Henry se tapó la boca para disimular la risa.

—No te gusta un pelo, ¿eh? —dijo.

Me encogí de hombros.

—¿Por qué me iba a gustar? Por lo que he oído, nadie lo soporta.

Me estremecí al pensar en él, en su mirada de desprecio y en su actitud como si yo estuviera solo ahí sentada, en vez de trabajar.

—A mí me cae bien —dijo Henry de pronto.

Se me cayó la patata del tenedor del susto. Lo miré a los ojos, tan azules, para asegurarme de que no me estaba tomando el pelo. No supe qué contestar.

—No me mires así, Ani. No es una criatura del averno —continuó, y le habría contradicho con gusto si no me hubiera quedado sin voz—. No te trata tan mal por maldad, sino para darte la oportunidad de conseguirlo sola, sin ayuda, como una persona adulta.

—No lo digas como si aún fuera una niña —gruñí.

—¡Entonces no te comportes como una niña! —me soltó, y volvió a dejar el té—. Deja de quejarte, haz lo que puedas y todo lo demás volverá a su cauce. Si te dejas provocar, solo es una señal de que no te puedes controlar. Y así te seguirán tratando como a una niña.

Me costó tragar con el nudo que se me había formado en la garganta, pues en realidad era consciente de que Henry tenía razón. Tenía que parar de echar balones fuera y empezar a hacer las cosas porque yo quería, y no para dar una lección al señor Reed o a mi madre.

Sin embargo, del dicho al hecho hay un buen trecho.

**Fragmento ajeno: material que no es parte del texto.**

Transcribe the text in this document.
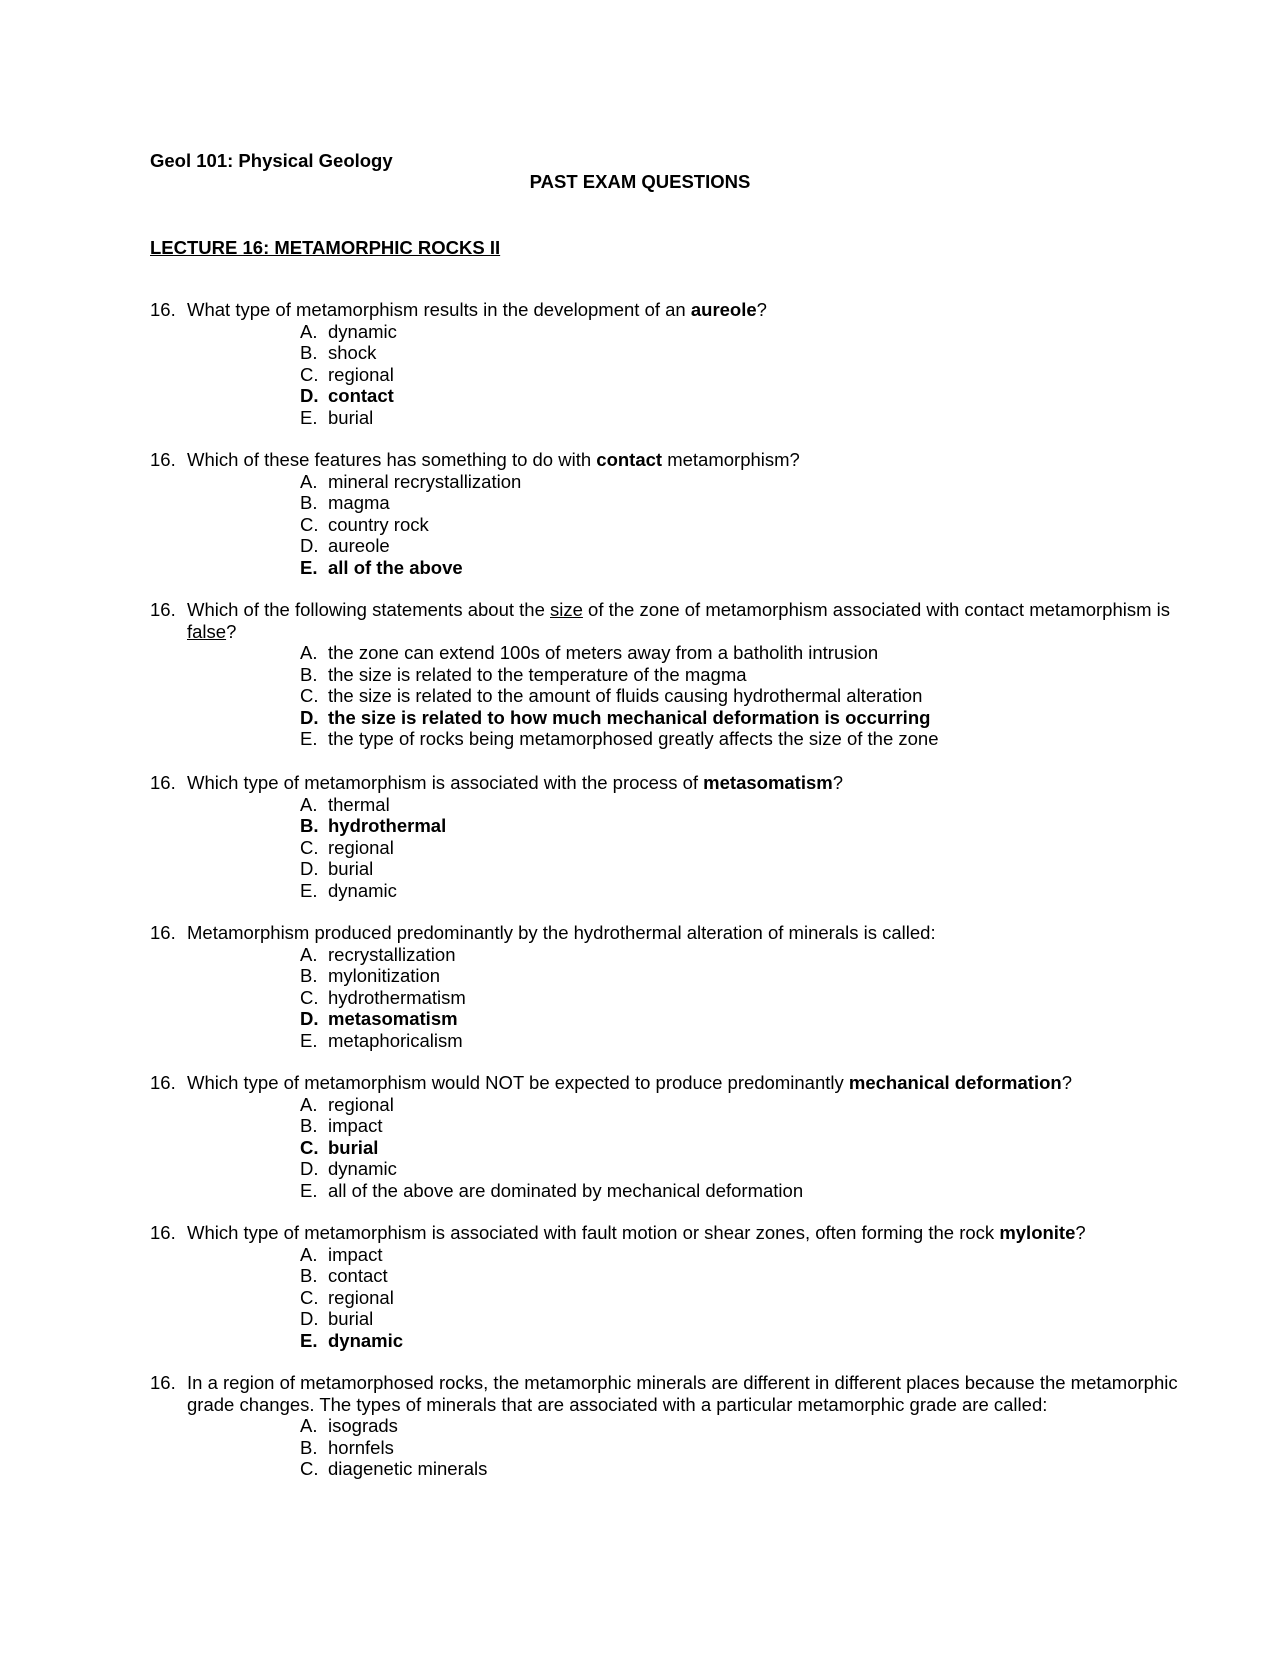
Geol 101: Physical Geology
PAST EXAM QUESTIONS
LECTURE 16: METAMORPHIC ROCKS II
16. What type of metamorphism results in the development of an aureole?
A. dynamic
B. shock
C. regional
D. contact
E. burial
16. Which of these features has something to do with contact metamorphism?
A. mineral recrystallization
B. magma
C. country rock
D. aureole
E. all of the above
16. Which of the following statements about the size of the zone of metamorphism associated with contact metamorphism is false?
A. the zone can extend 100s of meters away from a batholith intrusion
B. the size is related to the temperature of the magma
C. the size is related to the amount of fluids causing hydrothermal alteration
D. the size is related to how much mechanical deformation is occurring
E. the type of rocks being metamorphosed greatly affects the size of the zone
16. Which type of metamorphism is associated with the process of metasomatism?
A. thermal
B. hydrothermal
C. regional
D. burial
E. dynamic
16. Metamorphism produced predominantly by the hydrothermal alteration of minerals is called:
A. recrystallization
B. mylonitization
C. hydrothermatism
D. metasomatism
E. metaphoricalism
16. Which type of metamorphism would NOT be expected to produce predominantly mechanical deformation?
A. regional
B. impact
C. burial
D. dynamic
E. all of the above are dominated by mechanical deformation
16. Which type of metamorphism is associated with fault motion or shear zones, often forming the rock mylonite?
A. impact
B. contact
C. regional
D. burial
E. dynamic
16. In a region of metamorphosed rocks, the metamorphic minerals are different in different places because the metamorphic grade changes. The types of minerals that are associated with a particular metamorphic grade are called:
A. isograds
B. hornfels
C. diagenetic minerals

Por lo menos, Henry me había abierto los ojos y por fin me había dado un excelente motivo para quedarme. Por mí. No para demostrarle nada a nadie.

—Ani. —Su mirada era más conciliadora—. Lo conseguirás.

Asentí, aparté el plato a un lado, pese a haber comido solo unos bocados, y me puse con el pedazo de pastel. A fin de cuentas, era una adulta. Los adultos pueden decidir comer primero el pastel.

—Además, os enfrentáis tanto porque os parecéis bastante —afirmó Henry.

Casi me atraganto.

—¿Perdona? —mascullé con dureza, sin poder evitar que se me cayera el pastel de la boca—. Claro que no. ¿No has oído que te decía que es descarado, impertinente y sin una pizca de educación? —me indigné después de tragar. En los ojos de Henry volvió a reflejarse una sonrisa—. En vez de contestar, se limitó a hacer un gesto insinuante.

—Yo no soy descarada e impertinente —repetí.

Henry se puso a comer en silencio, con lo que no hacía más que burlarse más de mí.

—Pues mamá no opina lo mismo —repuso.

Por el tono de su voz, supe que se lo estaba pasando en grande, cosa que me molestó.

De nuevo, tenía razón. Mi madre siempre se quejaba de que no era capaz de mantener la boca cerrada cuando tenía que hacerlo y de saberlo todo.

—Pero yo soy educada —dije, para intentar salvarme de alguna manera.

Henry asintió.

—Claro. Quieres decir que tú disimulas tu mala educación mejor que él —comentó, divertido.

Lo fulminé con la mirada. Oír eso en boca de mi propio hermano me afectaba más de lo que creía. Dudaba de que pudiera darle la razón en eso también.